Longkloof is also the fifth Cape Town location of WorkAgility, Growthpoint’s agile office concept offering flexible ready-to-occupy offices that can be secured for periods as short as a year.

Growthpoint said its 36 Hans Strijdom has been the home of the South African-born global investment manager Ninety One Limited for over two decades and will remain so following its recommitment to the building and to Cape Town’s CBD with its signing of a new 15-year lease for the entire building.

Located in Cape Town’s bustling Foreshore precinct, 36 Hans Strijdom is undergoing a R365 million green refurbishment that will see it upgraded to a state-of-the-art head office.

This P-grade office building spans 12,800sqm and is expected to achieve a 5-Star Green Star SA certification upon completion.

A notable aspect of the project is the participation in Cape Town’s electricity wheeling pilot project. It is the first building in the CBD to receive clean, green energy wheeled through the city’s grid, underscoring Growthpoint’s commitment to pioneering sustainability initiatives.

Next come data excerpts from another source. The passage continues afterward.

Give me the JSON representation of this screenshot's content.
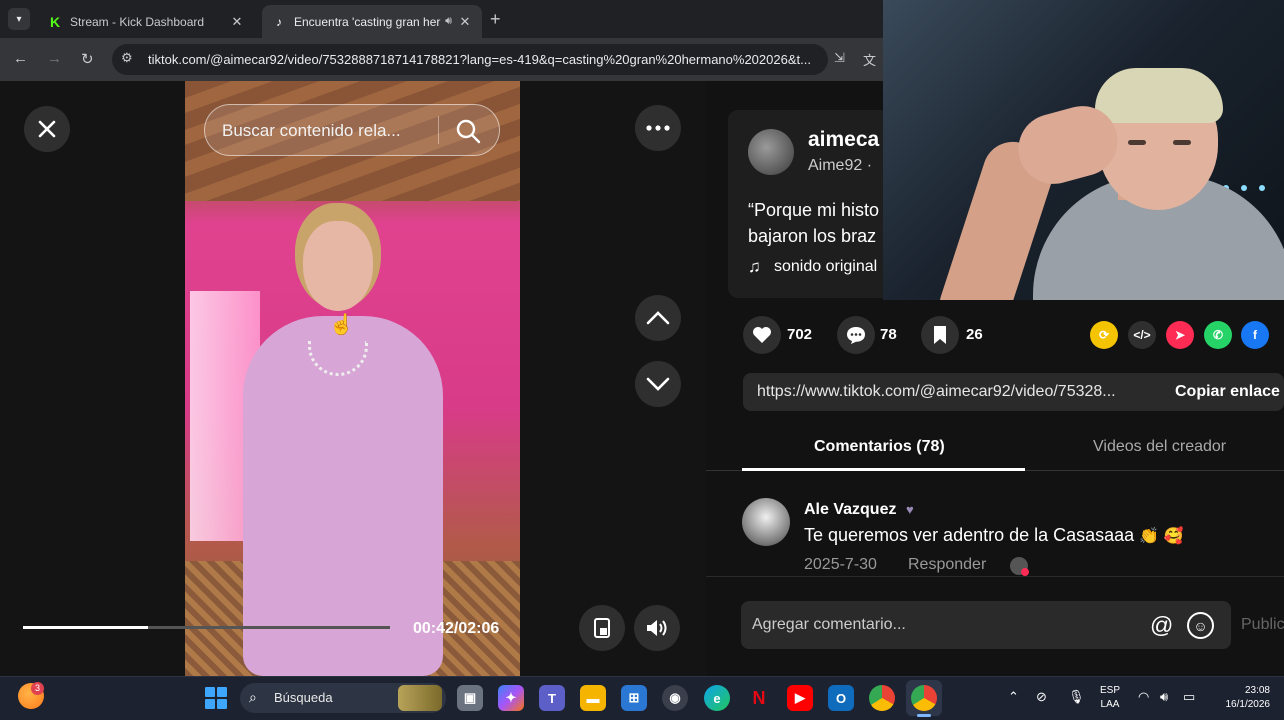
{
  "browser": {
    "tabs": [
      {
        "title": "Stream - Kick Dashboard",
        "icon": "kick-favicon"
      },
      {
        "title": "Encuentra 'casting gran her",
        "icon": "tiktok-favicon",
        "audio": true
      }
    ],
    "url": "tiktok.com/@aimecar92/video/7532888718714178821?lang=es-419&q=casting%20gran%20hermano%202026&t..."
  },
  "video": {
    "search_placeholder": "Buscar contenido rela...",
    "current_time": "00:42",
    "duration": "02:06",
    "time_display": "00:42/02:06",
    "progress": 0.34
  },
  "author": {
    "username": "aimeca",
    "nickname": "Aime92 · ",
    "description": "“Porque mi histo bajaron los braz",
    "sound": "sonido original"
  },
  "actions": {
    "likes": "702",
    "comments": "78",
    "saves": "26"
  },
  "share": {
    "link": "https://www.tiktok.com/@aimecar92/video/75328...",
    "copy_label": "Copiar enlace"
  },
  "tabs": {
    "comments": "Comentarios (78)",
    "creator_videos": "Videos del creador"
  },
  "comment": {
    "user": "Ale Vazquez",
    "text": "Te queremos ver adentro de la Casasaaa",
    "emoji": "👏 🥰",
    "date": "2025-7-30",
    "reply": "Responder"
  },
  "composer": {
    "placeholder": "Agregar comentario...",
    "post": "Publicar"
  },
  "taskbar": {
    "search": "Búsqueda",
    "lang_top": "ESP",
    "lang_bottom": "LAA",
    "time": "23:08",
    "date": "16/1/2026",
    "widget_badge": "3"
  },
  "colors": {
    "accent": "#fe2c55",
    "panel": "#121212",
    "kick_green": "#53fc18"
  }
}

Arterial Industrial Estate in Blackheath, Cape Town, is currently expanding to 41,444sqm across two phases comprising 12 A-grade units tailored to meet modern logistics and industrial needs. Phase 1, completed in April 2024, is fully let.

The popular suburb of Table View in Cape Town is now home to a transformed Bayside Mall following the completion of its major R352 million redevelopment.

This 39,122sqm small regional shopping centre, situated at the corner of Blaauwberg and West Coast Roads, features 107 tenants, including major anchors such as Checkers, Shoprite, Dis-Chem and Ster-Kinekor, alongside popular brands like Home Tech and Value Co.

The redevelopment introduced new retail options, a redesigned food court, and optimised layouts to improve accessibility and shopper flow. With an average annual turnover of R657 million and footfalls amounting to 4.6 million visits, the centre is well placed to meet the needs of its shopper market and its retailers.

“By aligning our investments with market needs and demonstrating our focus on sustainability, innovation, and quality, Growthpoint is reinforcing its commitment to long-term investment in Cape Town’s property market,” said De Vos.